Norway Snaps Up Greek, Spanish Bonds

story_images_greek_ruins(Bloomberg) Norway’s sovereign wealth fund, the world’s second largest, snapped up bonds from debt-ridden southern European countries to tap into higher yields.

“We have actually increased our exposure,” said Yngve Slyngstad, the head of Norges Bank Investment Management — the central bank’s asset management arm — in an interview in Oslo today. “You have a situation now where, even though the situation is difficult and will continue to be difficult, you get compensated with regards to the yields you are getting.”

European stress tests last month eased speculation that fiscal distress in Greece, Spain and Portugal may spread and prolong market turmoil. The Government Pension Fund Global, as Norway’s oil fund is known, lost 5.4 percent last quarter, or $25 billion, after its stock investments slumped 9.2 percent, it said today. Its bond holdings returned 1 percent.

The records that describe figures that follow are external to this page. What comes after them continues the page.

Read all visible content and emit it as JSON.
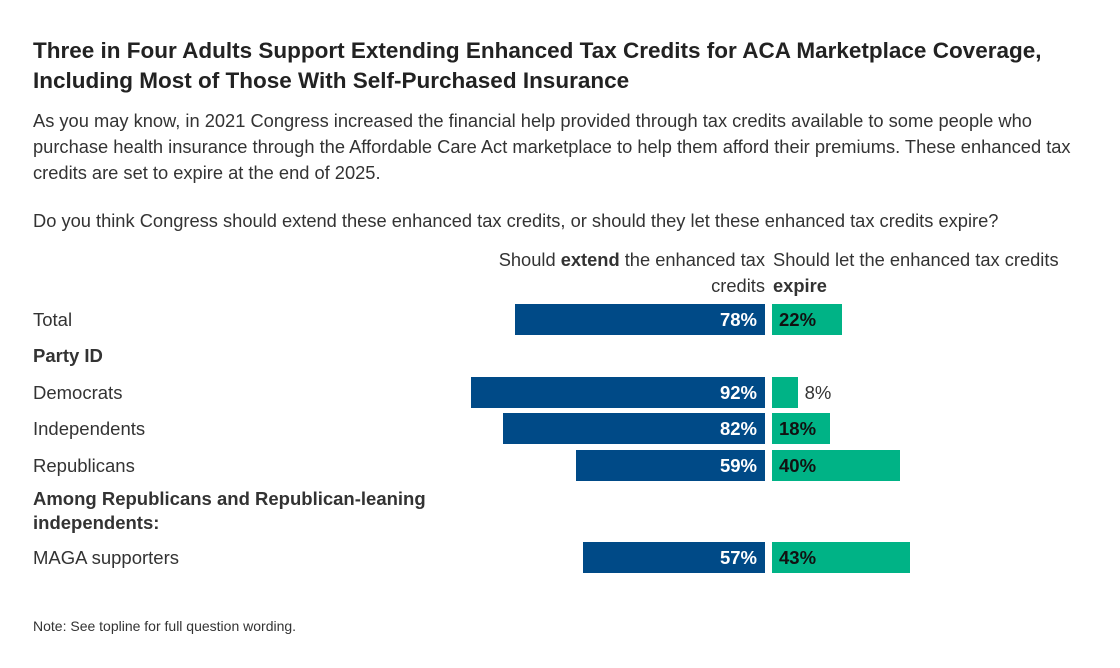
{
  "title": "Three in Four Adults Support Extending Enhanced Tax Credits for ACA Marketplace Coverage, Including Most of Those With Self-Purchased Insurance",
  "subtitle": "As you may know, in 2021 Congress increased the financial help provided through tax credits available to some people who purchase health insurance through the Affordable Care Act marketplace to help them afford their premiums. These enhanced tax credits are set to expire at the end of 2025.",
  "question": "Do you think Congress should extend these enhanced tax credits, or should they let these enhanced tax credits expire?",
  "note": "Note: See topline for full question wording.",
  "colors": {
    "extend": "#004a87",
    "expire": "#00b386"
  },
  "chart_data": {
    "type": "bar",
    "orientation": "horizontal-diverging",
    "series": [
      {
        "name_parts": [
          "Should ",
          "extend",
          " the enhanced tax credits"
        ],
        "name": "Should extend the enhanced tax credits",
        "values": [
          78,
          92,
          82,
          59,
          57
        ]
      },
      {
        "name_parts": [
          "Should let the enhanced tax credits ",
          "expire"
        ],
        "name": "Should let the enhanced tax credits expire",
        "values": [
          22,
          8,
          18,
          40,
          43
        ]
      }
    ],
    "categories": [
      "Total",
      "Democrats",
      "Independents",
      "Republicans",
      "MAGA supporters"
    ],
    "group_headers": [
      "Party ID",
      "Among Republicans and Republican-leaning independents:"
    ],
    "value_format": "{v}%",
    "xlim": [
      0,
      100
    ]
  }
}
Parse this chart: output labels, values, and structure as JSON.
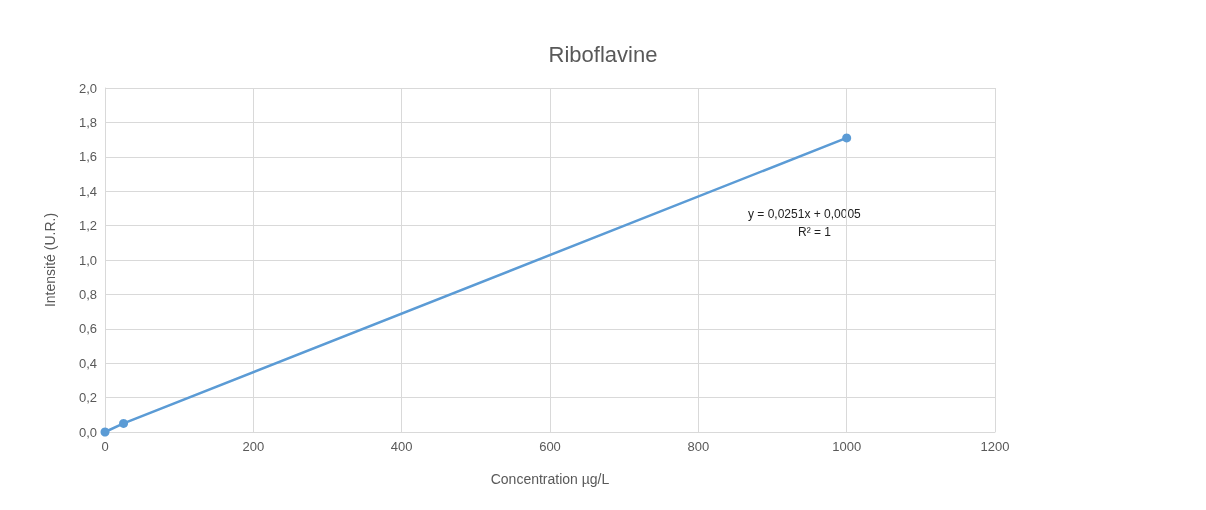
{
  "chart_data": {
    "type": "line",
    "title": "Riboflavine",
    "xlabel": "Concentration µg/L",
    "ylabel": "Intensité (U.R.)",
    "x": [
      0,
      25,
      1000
    ],
    "series": [
      {
        "color": "#5b9bd5",
        "values": [
          0,
          0.05,
          1.71
        ]
      }
    ],
    "xlim": [
      0,
      1200
    ],
    "xticks": [
      0,
      200,
      400,
      600,
      800,
      1000,
      1200
    ],
    "ylim": [
      0,
      2
    ],
    "yticks": [
      {
        "value": 0,
        "label": "0,0"
      },
      {
        "value": 0.2,
        "label": "0,2"
      },
      {
        "value": 0.4,
        "label": "0,4"
      },
      {
        "value": 0.6,
        "label": "0,6"
      },
      {
        "value": 0.8,
        "label": "0,8"
      },
      {
        "value": 1,
        "label": "1,0"
      },
      {
        "value": 1.2,
        "label": "1,2"
      },
      {
        "value": 1.4,
        "label": "1,4"
      },
      {
        "value": 1.6,
        "label": "1,6"
      },
      {
        "value": 1.8,
        "label": "1,8"
      },
      {
        "value": 2,
        "label": "2,0"
      }
    ],
    "grid": true,
    "marker": "circle",
    "line_style": "solid",
    "annotations": [
      "y = 0,0251x + 0,0005",
      "R² = 1"
    ]
  }
}
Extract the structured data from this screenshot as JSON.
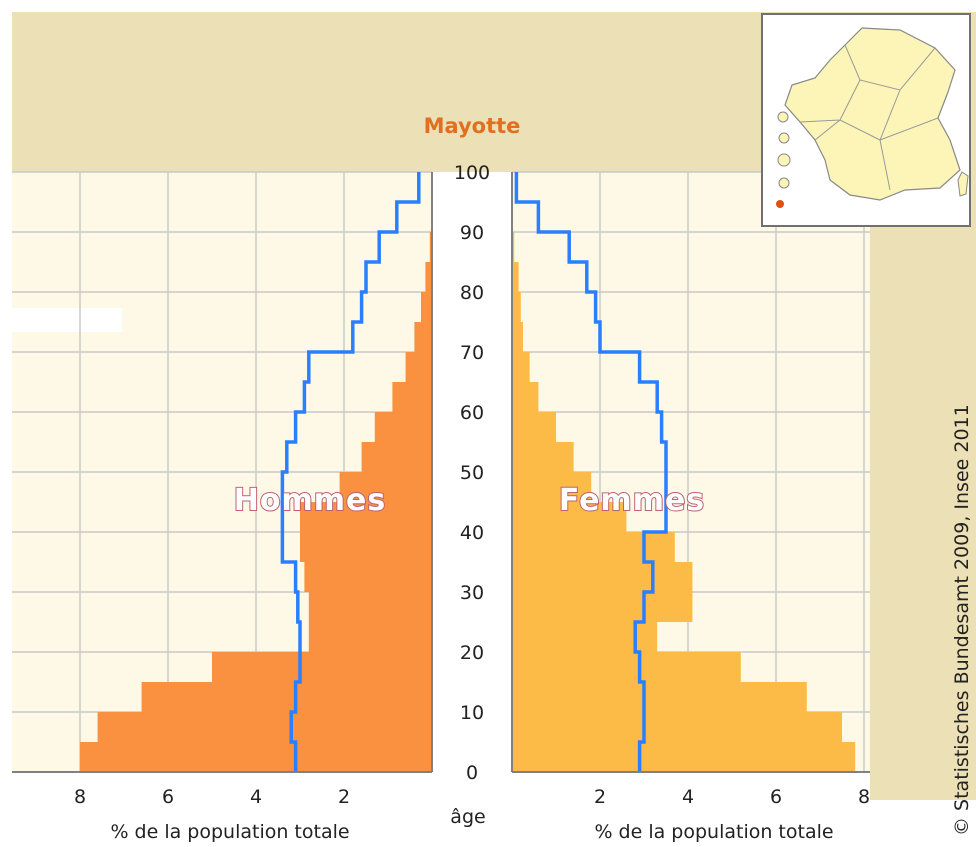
{
  "chart_data": {
    "type": "bar",
    "title": "Mayotte",
    "y_label": "âge",
    "x_label": "% de la population totale",
    "age_ticks": [
      0,
      10,
      20,
      30,
      40,
      50,
      60,
      70,
      80,
      90,
      100
    ],
    "left_ticks": [
      8,
      6,
      4,
      2
    ],
    "right_ticks": [
      2,
      4,
      6,
      8
    ],
    "xlim": [
      0,
      8.5
    ],
    "ylim": [
      0,
      100
    ],
    "age_bands": [
      [
        0,
        5
      ],
      [
        5,
        10
      ],
      [
        10,
        15
      ],
      [
        15,
        20
      ],
      [
        20,
        25
      ],
      [
        25,
        30
      ],
      [
        30,
        35
      ],
      [
        35,
        40
      ],
      [
        40,
        45
      ],
      [
        45,
        50
      ],
      [
        50,
        55
      ],
      [
        55,
        60
      ],
      [
        60,
        65
      ],
      [
        65,
        70
      ],
      [
        70,
        75
      ],
      [
        75,
        80
      ],
      [
        80,
        85
      ],
      [
        85,
        90
      ],
      [
        90,
        95
      ],
      [
        95,
        100
      ]
    ],
    "series": [
      {
        "name": "Hommes",
        "color": "#fa9140",
        "values": [
          8.0,
          7.6,
          6.6,
          5.0,
          2.8,
          2.8,
          2.9,
          3.0,
          3.0,
          2.1,
          1.6,
          1.3,
          0.9,
          0.6,
          0.4,
          0.25,
          0.15,
          0.05,
          0.02,
          0.01
        ]
      },
      {
        "name": "Femmes",
        "color": "#fcbb46",
        "values": [
          7.8,
          7.5,
          6.7,
          5.2,
          3.3,
          4.1,
          4.1,
          3.7,
          2.6,
          1.8,
          1.4,
          1.0,
          0.6,
          0.4,
          0.25,
          0.2,
          0.15,
          0.05,
          0.02,
          0.01
        ]
      },
      {
        "name": "Hommes_reference",
        "color": "#2a7fff",
        "values": [
          3.1,
          3.2,
          3.1,
          3.0,
          3.0,
          3.05,
          3.1,
          3.4,
          3.4,
          3.4,
          3.3,
          3.1,
          2.9,
          2.8,
          1.8,
          1.6,
          1.5,
          1.2,
          0.8,
          0.3
        ]
      },
      {
        "name": "Femmes_reference",
        "color": "#2a7fff",
        "values": [
          2.9,
          3.0,
          3.0,
          2.9,
          2.8,
          3.0,
          3.2,
          3.0,
          3.5,
          3.5,
          3.5,
          3.4,
          3.3,
          2.9,
          2.0,
          1.9,
          1.7,
          1.3,
          0.6,
          0.1
        ]
      }
    ]
  },
  "labels": {
    "hommes": "Hommes",
    "femmes": "Femmes",
    "credit": "© Statistisches Bundesamt 2009, Insee 2011"
  },
  "colors": {
    "plot_bg": "#fdf9e6",
    "frame_bg": "#ece0b6",
    "grid": "#c8c8c8",
    "axis": "#808080",
    "map_fill": "#fdf5b8",
    "map_highlight": "#e05010"
  }
}
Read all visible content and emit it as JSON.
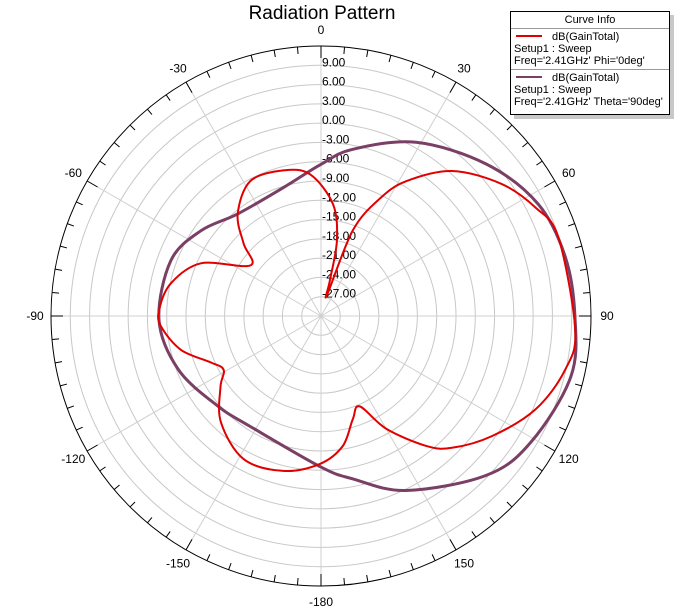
{
  "chart_data": {
    "type": "polar-line",
    "title": "Radiation Pattern",
    "radial_range": [
      -30,
      12
    ],
    "radial_ticks": [
      9,
      6,
      3,
      0,
      -3,
      -6,
      -9,
      -12,
      -15,
      -18,
      -21,
      -24,
      -27
    ],
    "radial_tick_labels": [
      "9.00",
      "6.00",
      "3.00",
      "0.00",
      "-3.00",
      "-6.00",
      "-9.00",
      "-12.00",
      "-15.00",
      "-18.00",
      "-21.00",
      "-24.00",
      "-27.00"
    ],
    "angle_ticks": [
      0,
      30,
      60,
      90,
      120,
      150,
      180,
      -150,
      -120,
      -90,
      -60,
      -30
    ],
    "angle_tick_labels": [
      "0",
      "30",
      "60",
      "90",
      "120",
      "150",
      "-180",
      "-150",
      "-120",
      "-90",
      "-60",
      "-30"
    ],
    "grid": true,
    "legend": {
      "title": "Curve Info",
      "placement": "top-right"
    },
    "series": [
      {
        "name": "dB(GainTotal)",
        "setup": "Setup1 : Sweep",
        "condition": "Freq='2.41GHz' Phi='0deg'",
        "color": "#e00000",
        "points": [
          [
            16,
            -26.6
          ],
          [
            20.4,
            -15.8
          ],
          [
            26.6,
            -9.6
          ],
          [
            32.3,
            -5.2
          ],
          [
            42.1,
            0.4
          ],
          [
            53.8,
            4.8
          ],
          [
            63.2,
            7.4
          ],
          [
            71.7,
            8.9
          ],
          [
            93.1,
            9.6
          ],
          [
            102.4,
            8.9
          ],
          [
            113.5,
            6.4
          ],
          [
            125.1,
            2.5
          ],
          [
            135.2,
            -1.1
          ],
          [
            141,
            -4.0
          ],
          [
            149.9,
            -9.7
          ],
          [
            156.8,
            -14.7
          ],
          [
            162.9,
            -13.2
          ],
          [
            170.5,
            -9.5
          ],
          [
            180.4,
            -7.0
          ],
          [
            193.7,
            -5.2
          ],
          [
            208.4,
            -4.7
          ],
          [
            223.3,
            -7.3
          ],
          [
            234.9,
            -10.9
          ],
          [
            241.1,
            -12.7
          ],
          [
            247.1,
            -11.4
          ],
          [
            256.4,
            -7.6
          ],
          [
            266.1,
            -5.1
          ],
          [
            272.1,
            -4.8
          ],
          [
            282.3,
            -6.1
          ],
          [
            293.7,
            -9.6
          ],
          [
            305.7,
            -16.5
          ],
          [
            313.1,
            -13.5
          ],
          [
            320.8,
            -9.5
          ],
          [
            332.4,
            -6.3
          ],
          [
            345.5,
            -6.6
          ],
          [
            355.6,
            -7.9
          ],
          [
            6.1,
            -12.5
          ],
          [
            11.9,
            -18.0
          ],
          [
            14,
            -24.3
          ]
        ]
      },
      {
        "name": "dB(GainTotal)",
        "setup": "Setup1 : Sweep",
        "condition": "Freq='2.41GHz' Theta='90deg'",
        "color": "#7a3f64",
        "points": [
          [
            0,
            -6.4
          ],
          [
            10.8,
            -3.6
          ],
          [
            28.7,
            0.8
          ],
          [
            47.3,
            4.9
          ],
          [
            62.7,
            8.0
          ],
          [
            76.5,
            9.1
          ],
          [
            90,
            9.5
          ],
          [
            103.6,
            10.0
          ],
          [
            121,
            8.1
          ],
          [
            134,
            5.7
          ],
          [
            154,
            0.2
          ],
          [
            169,
            -4.2
          ],
          [
            180,
            -6.5
          ],
          [
            212.6,
            -9.6
          ],
          [
            228.8,
            -8.7
          ],
          [
            249.4,
            -6.3
          ],
          [
            268.6,
            -4.8
          ],
          [
            290.3,
            -5.1
          ],
          [
            305.4,
            -7.1
          ],
          [
            320.8,
            -9.5
          ],
          [
            343.6,
            -9.2
          ]
        ]
      }
    ]
  }
}
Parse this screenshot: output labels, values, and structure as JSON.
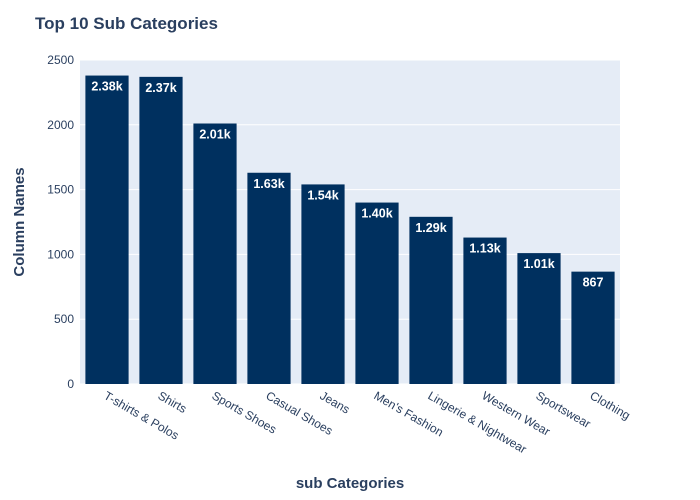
{
  "chart_data": {
    "type": "bar",
    "title": "Top 10 Sub Categories",
    "xlabel": "sub Categories",
    "ylabel": "Column Names",
    "categories": [
      "T-shirts & Polos",
      "Shirts",
      "Sports Shoes",
      "Casual Shoes",
      "Jeans",
      "Men's Fashion",
      "Lingerie & Nightwear",
      "Western Wear",
      "Sportswear",
      "Clothing"
    ],
    "values": [
      2380,
      2370,
      2010,
      1630,
      1540,
      1400,
      1290,
      1130,
      1010,
      867
    ],
    "data_labels": [
      "2.38k",
      "2.37k",
      "2.01k",
      "1.63k",
      "1.54k",
      "1.40k",
      "1.29k",
      "1.13k",
      "1.01k",
      "867"
    ],
    "ylim": [
      0,
      2500
    ],
    "yticks": [
      0,
      500,
      1000,
      1500,
      2000,
      2500
    ],
    "grid": true,
    "colors": {
      "bar": "#00305f",
      "plot_background": "#e5ecf6",
      "gridline": "#ffffff",
      "text": "#2a3f5f",
      "bar_label": "#ffffff"
    }
  }
}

“One thing is the measures that have been taken have been positive for the bond owners,” Slyngstad said. “Secondly, you get more yield relative to other countries, so the risk return we are looking at here is of course much more attractive.”

The yield premium investors demand to hold Greek 10-year bonds instead of benchmark German debt of similar maturity rose to more than 800 basis points today. That’s about 670 basis points more than the five-year average. In May, the difference surged to 965 basis points. The fund lost 3.4 percent on European debt holdings last quarter, compared with gains on bonds in the Americas and Asia.

Spain’s 10-year government bond yields 1.86 percentage points more than the German benchmark. That’s about 1.46 percentage points more than the average over the past five years. In June, that difference widened to as high as 2.2 percentage points. A basis point is 0.01 percentage point.

U.S. Risks

The $450 billion fund held 55 billion kroner in debt from Spain, Greece, Italy and Portugal at the end of 2009, down from 132 billion kroner at the end of 2008.

Some investors are returning to Europe’s sovereign debt market as they shift their focus to assess the risk of a sluggish global recovery stemming from a slowdown in the U.S.

“The latest economic data have shown that the clear story about Europe struggling more than the U.S. is not as much the perception now,” Slyngstad said.

Federal Reserve policy makers said this week that the “pace of the economic recovery is likely to be more modest in the near term than had been anticipated.”

U.S. government bonds represented the fund’s largest debt holding at 141.6 billion kroner, followed by U.K. and German government bonds, the fund said in a report today. Fixed-income investments in the Americas gained 6.8 percent in the quarter. Asian debt rose 9.6 percent.

Oil, Gas

The fund is built from Norway’s oil and gas revenue and gets its investment guidelines from the government. Earlier this year it got approval from the Finance Ministry to invest as much as 5 percent of its value in real estate.

The fund places its money outside Norway to avoid stoking domestic inflation. It had a 26 percent return last year, recouping most of 2008’s record loss of 633 billion kroner.

Only Abu Dhabi has a larger wealth fund, according to the Sovereign Wealth Fund Institute in California.